I do have some concerns related to the model of charging per author. First, I find it to be illogical, since the actual costs related to handing a manuscript are independent of the number of authors. Second, the average number of authors per paper varies between research fields, which implies that the average fee per manuscript will in some fields be higher than $730. For a manuscript with 12 authors, neither of whom are already PeerJ members, the fee per accepted manuscript is $99*12/0.7 = $1697, which is more expensive than PLoS ONE. Third, the new model gives a direct financial incentive to not include authors who made minor contributions.

In summary, I think PeerJ is a refreshing new idea – I can only applaud efforts to lower the price of scientific publishing. However, although $99 for scientific publishing sounds revolutionarily cheap, PeerJ will at first only be ~2x cheaper then PLoS ONE. Also, the new payment model, which effectively boils down to a per-author charge, is in my opinion not without its own problems.

Full disclosure: I am an associate editor of PLoS Computational Biology.

Analysis: Christmas no longer in vogue!

I have just made an alarming discovery: judging from the biomedical literature, researchers appear to increasingly ignore Christmas.

My plan was to make a funny Christmas post looking at trivialities such as when during the year Christmas-related papers are posted. To this end, I did a trivial text-mining analysis that pulled out all papers mentioning “Christmas”, “Xmas”, or “X-mas” in the title or abstract. As a first check of the data, I looked at how many papes were published each year and was surprised to find only 20-30 in a typical year. To eliminate random fluctuations due to the low counts, I thus binned the data into decades before plotting the temporal trend (black dots are actual data points, red curve is a quadratic trendline):

The shocking result is that the frequency of Christmas-related papers has steadily dropped to less than half of what it was in the 1950s!

How can this be? I can think of several possibilities, and you are welcome to come with more in the comments:

  • We are running out of new funny things to say about Christmas.
  • An increasing proportion of researchers come from countries, in which Christmas is not widely celebrated.
  • Researchers have collectively stopped believing in Santa, as funding has dried up.

Merry Christmas Everyone!

Analysis: Toward doing science

Yesterday, Rangarajan and coworkers published a paper in BMC Bioinformtatics entitled “Toward an interactive article: integrating journals and biological databases”. Not many hours later Neil Saunders made the following tweet commenting on it:

Can we ban use of "toward(s)" in article titles?

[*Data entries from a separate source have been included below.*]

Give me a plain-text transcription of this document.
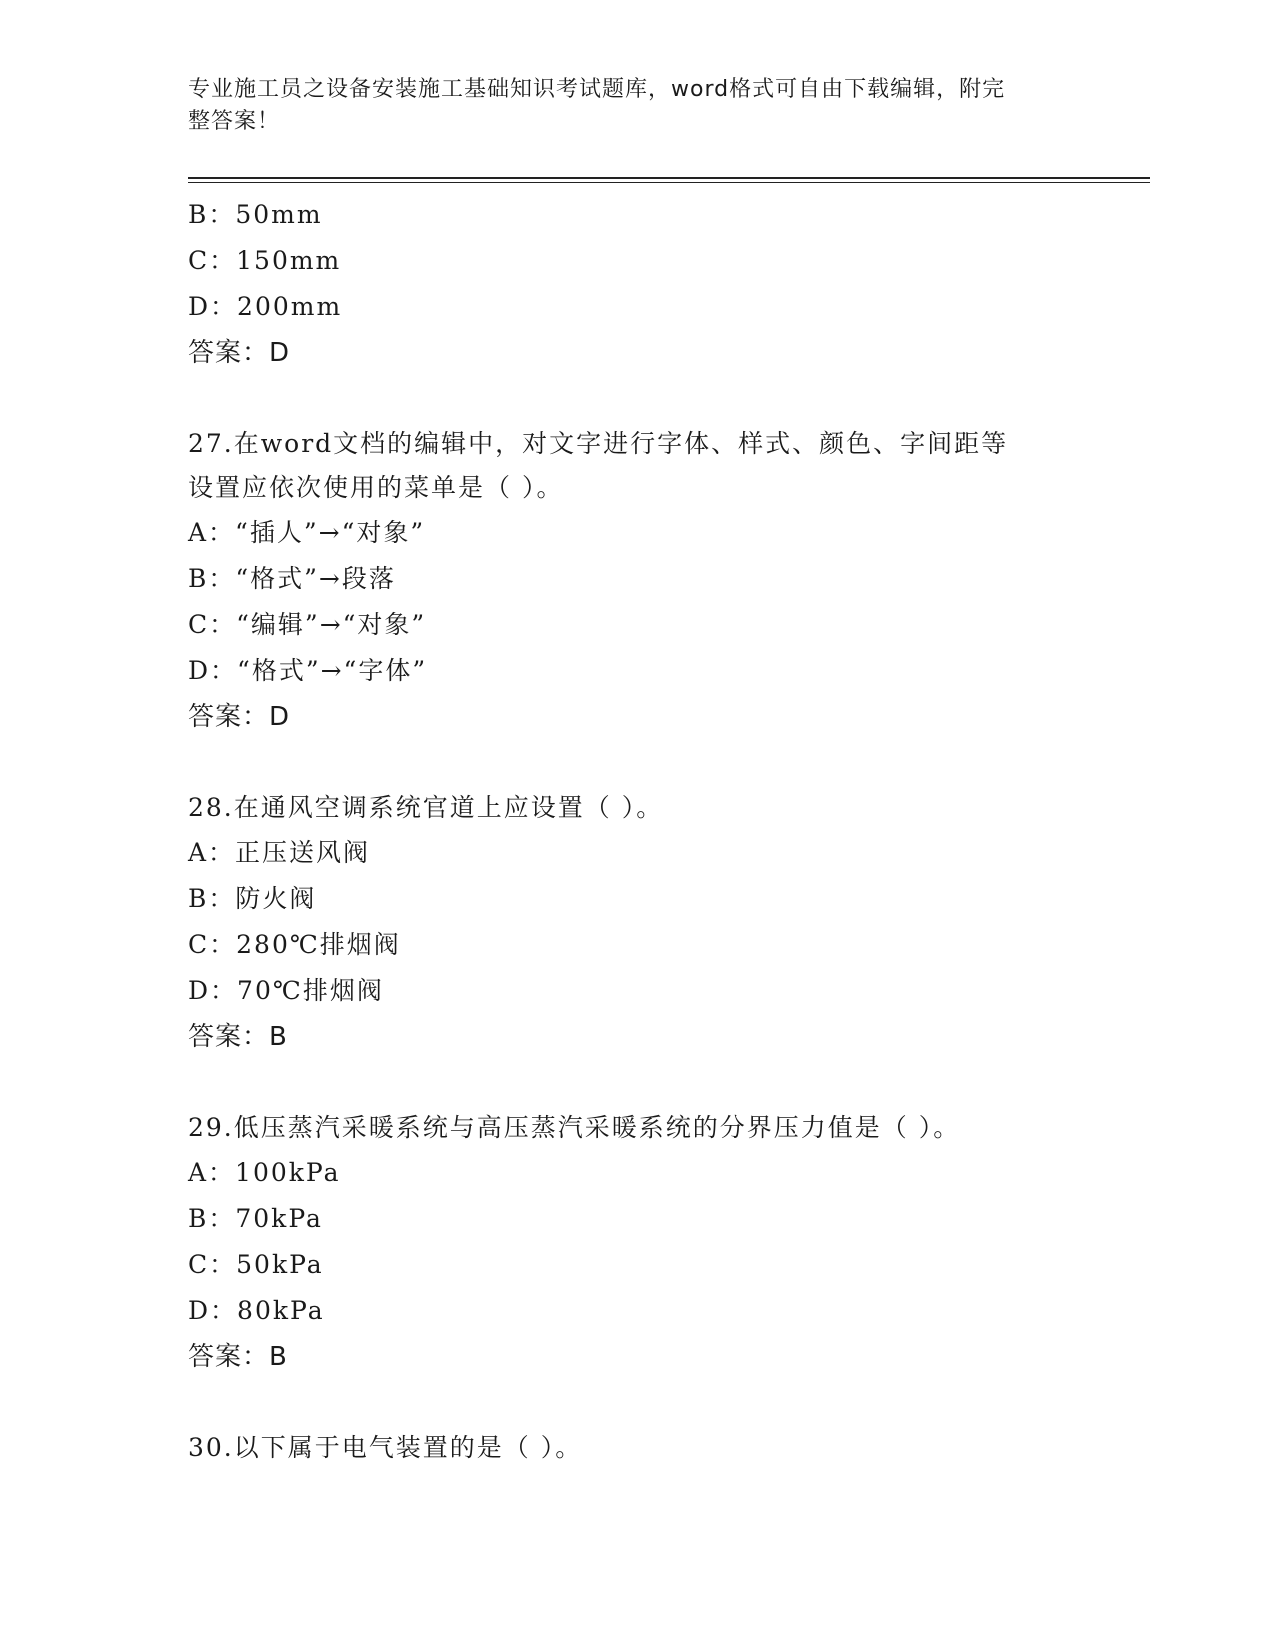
专业施工员之设备安装施工基础知识考试题库，word格式可自由下载编辑，附完
整答案！
B：50mm
C：150mm
D：200mm
答案：D
27.在word文档的编辑中，对文字进行字体、样式、颜色、字间距等
设置应依次使用的菜单是（ ）。
A：“插人”→“对象”
B：“格式”→段落
C：“编辑”→“对象”
D：“格式”→“字体”
答案：D
28.在通风空调系统官道上应设置（ ）。
A：正压送风阀
B：防火阀
C：280℃排烟阀
D：70℃排烟阀
答案：B
29.低压蒸汽采暖系统与高压蒸汽采暖系统的分界压力值是（ ）。
A：100kPa
B：70kPa
C：50kPa
D：80kPa
答案：B
30.以下属于电气装置的是（ ）。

This reminded me of a draft blog post that I wrote in 2008 on the use of the word “toward(s)” in article titles, and I decided that it was time to update the plot and finally publish it. The background was that I had the gut feeling that there was a somewhat disturbing trend, namely that more and more papers use these words in the title. I thus went to Medline and counted the fraction of papers from each year having a title starting with “toward” or “towards” (I also included them if towards appeared inside the title following a colon, semicolon, or dash):

The plot shows that fraction of articles with “toward(s)” in the title is rapidly rising; it has more than tripled over the past two decades. There is thus no doubt that the use of “toward(s)” in article titles is a trend in biomedical publishing.

As is often the case with statistics, though, this analysis answers only one question but leads to several new ones. Are we increasingly selling our papers on what we hope to do soon rather than on what we have actually done? Or have we just become more honest by now adding the word “toward(s)” where we might have left it out in the past?